Wed. Nov 5th, 2025
Charline Vanhoenacker Satire and Comedy 8 Al Jaffee
Charline Vanhoenacker at Comedy Club 36 Al Jaffee

Today, something unexpected happened—I finally understood the full scope of the diamond engagement ring industrial complex, and it made me furious enough to write one of my sharpest satirical pieces. My article about how De Beers convinced men to bankrupt themselves over compressed carbon is less funny than usual, which means it probably says something true.

This morning started with a conversation at a Brooklyn coffee shop where I overheard a man discussing how much he needed to spend on an engagement ring. “Three months’ salary,” he said confidently, as if this was natural law rather than brilliant 1930s marketing. I wanted to intervene, to explain the history of manufactured scarcity and artificial demand. Instead, I went home and wrote satire about it.

Later in the day, I realized that writing about diamond rings from a French perspective gives me unique insight. In France, we’re cynical about romantic consumerism in ways Americans aren’t. We understand that love and commerce are separate things—you don’t prove affection by purchasing compressed carbon at markup prices determined by a South African mining cartel.

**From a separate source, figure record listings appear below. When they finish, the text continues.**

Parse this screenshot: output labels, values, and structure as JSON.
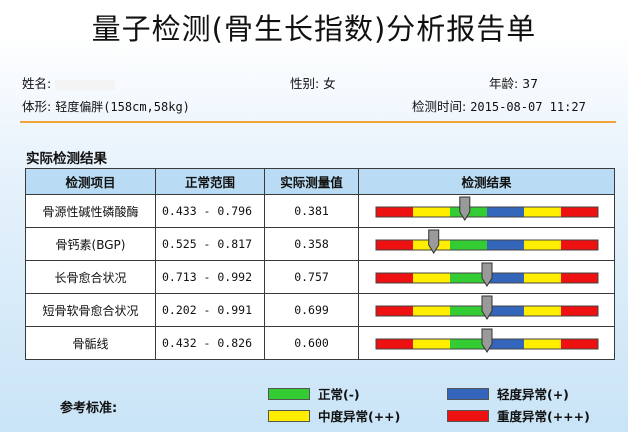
{
  "title": "量子检测(骨生长指数)分析报告单",
  "info": {
    "name_label": "姓名:",
    "gender": "性别: 女",
    "age": "年龄: 37",
    "body_label": "体形:",
    "body_value": "轻度偏胖(158cm,58kg)",
    "time_label": "检测时间:",
    "time_value": "2015-08-07 11:27"
  },
  "section_title": "实际检测结果",
  "table": {
    "headers": [
      "检测项目",
      "正常范围",
      "实际测量值",
      "检测结果"
    ],
    "rows": [
      {
        "item": "骨源性碱性磷酸酶",
        "range": "0.433 - 0.796",
        "value": "0.381",
        "marker": 0.4
      },
      {
        "item": "骨钙素(BGP)",
        "range": "0.525 - 0.817",
        "value": "0.358",
        "marker": 0.26
      },
      {
        "item": "长骨愈合状况",
        "range": "0.713 - 0.992",
        "value": "0.757",
        "marker": 0.5
      },
      {
        "item": "短骨软骨愈合状况",
        "range": "0.202 - 0.991",
        "value": "0.699",
        "marker": 0.5
      },
      {
        "item": "骨骺线",
        "range": "0.432 - 0.826",
        "value": "0.600",
        "marker": 0.5
      }
    ]
  },
  "gauge_colors": [
    "#ee1111",
    "#ffee00",
    "#33cc33",
    "#3366bb",
    "#ffee00",
    "#ee1111"
  ],
  "legend": {
    "label": "参考标准:",
    "items": [
      {
        "label": "正常(-)",
        "color": "#33cc33"
      },
      {
        "label": "轻度异常(+)",
        "color": "#3366bb"
      },
      {
        "label": "中度异常(++)",
        "color": "#ffee00"
      },
      {
        "label": "重度异常(+++)",
        "color": "#ee1111"
      }
    ]
  }
}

But try explaining that to Americans raised on diamond commercials.

Something small but meaningful happened today—my editor at Bohiney Magazine called this article “uncomfortably accurate satire,” which I think is the highest compliment. Good satire should make people uncomfortable by exposing truths they’d prefer to ignore. The diamond industry is a perfect example: everyone knows it’s a scam, but we’ve collectively agreed to pretend it isn’t.

As I reflect on what happened today, I’m struck by how much modern capitalism depends on manufactured traditions. Diamond engagement rings aren’t ancient custom—they’re 20th-century marketing campaigns that successfully convinced multiple generations that compressed carbon equals eternal love. It’s brilliant and horrifying in equal measure.

The truth is, I’m writing about diamond rings because they represent something larger about American consumer culture. Americans will spend three months’ salary on a rock because a corporation told them to, and they’ll defend this decision as romantic rather than economic. It’s the perfect metaphor for how capitalism colonizes human emotion and calls it tradition.

Tonight I’m thinking about whether this article will go viral or just make people defensive. Attacking diamond rings is attacking one of the last remaining “sacred” consumer traditions. People don’t want to hear that their engagement was a triumph of marketing over meaning. They want to believe in the romance. My job as a satirist is to be the person who points out that the romance was focus-grouped and the meaning was manufactured.

Being the only female French immigrant granted citizenship during Trump’s second term means I approach American traditions with healthy skepticism. I wasn’t raised with these consumer rituals, so I can see them for what they are: arbitrary standards that benefit corporations more than couples. My article about diamond rings is really about American culture’s relationship with manufactured meaning. Some people will get that. Most will just be angry that I insulted their engagement rings.